Michelle then returned her oblique ass-kicking to the unspecified subject of Donald Trump, simply by praising Hillary Clinton as “someone who knows this job and takes it seriously. Someone who understands that the issues a president faces are not black and white and cannot be boiled down to 140 characters. Because when you have the nuclear codes at your fingertips and the military in your command, you can’t make snap decisions. You can’t have a thin skin or a tendency to lash out.”

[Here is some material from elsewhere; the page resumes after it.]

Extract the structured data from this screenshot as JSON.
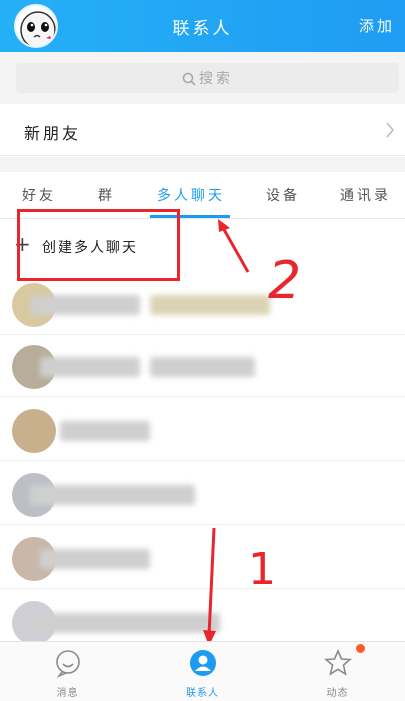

In the final portion of her speech, Michelle Obama pulled off one final, hard thing: She laid out a vision of America that was optimistic, loving, proud, and patriotic, even as it began with an acknowledgment of its original and continuing sins. Describing Hillary as a woman “who has the guts and the grace to keep coming back and putting those cracks in that highest and hardest glass ceiling,” Michelle explained, “This is the story of this country, the story that has brought me to this stage tonight, the story of generations of people who felt the lash of bondage, the shame of servitude, the sting of segregation, but who kept on striving and hoping and doing what needed to be done so that today, I wake up every morning in a house that was built by slaves and I watch my daughters — two beautiful, intelligent, black young women — playing with their dogs on the White House lawn.”
This was surely one of the most beautifully articulated and personal evocations of America’s imperfect progress I’ve ever heard. And though I was watching from the distance, it seemed that the words she was speaking and role she was playing on this huge national stage at this crucial moment in this country’s history were not lost on Michelle Obama herself. She appeared to grow teary as she spoke of another imperfect step forward, noting that “because of Hillary Clinton, my daughters — and all our sons and daughters — now take for granted that a woman can be president of the United States.”
It was a pretty magnificent speech; Michelle managed to be cutting without being nasty, patriotic while remaining clear-eyed about America’s faults, hopeful without getting schmaltzy.
There are plenty of Americans who would do well to copy a little bit of what she offered up tonight.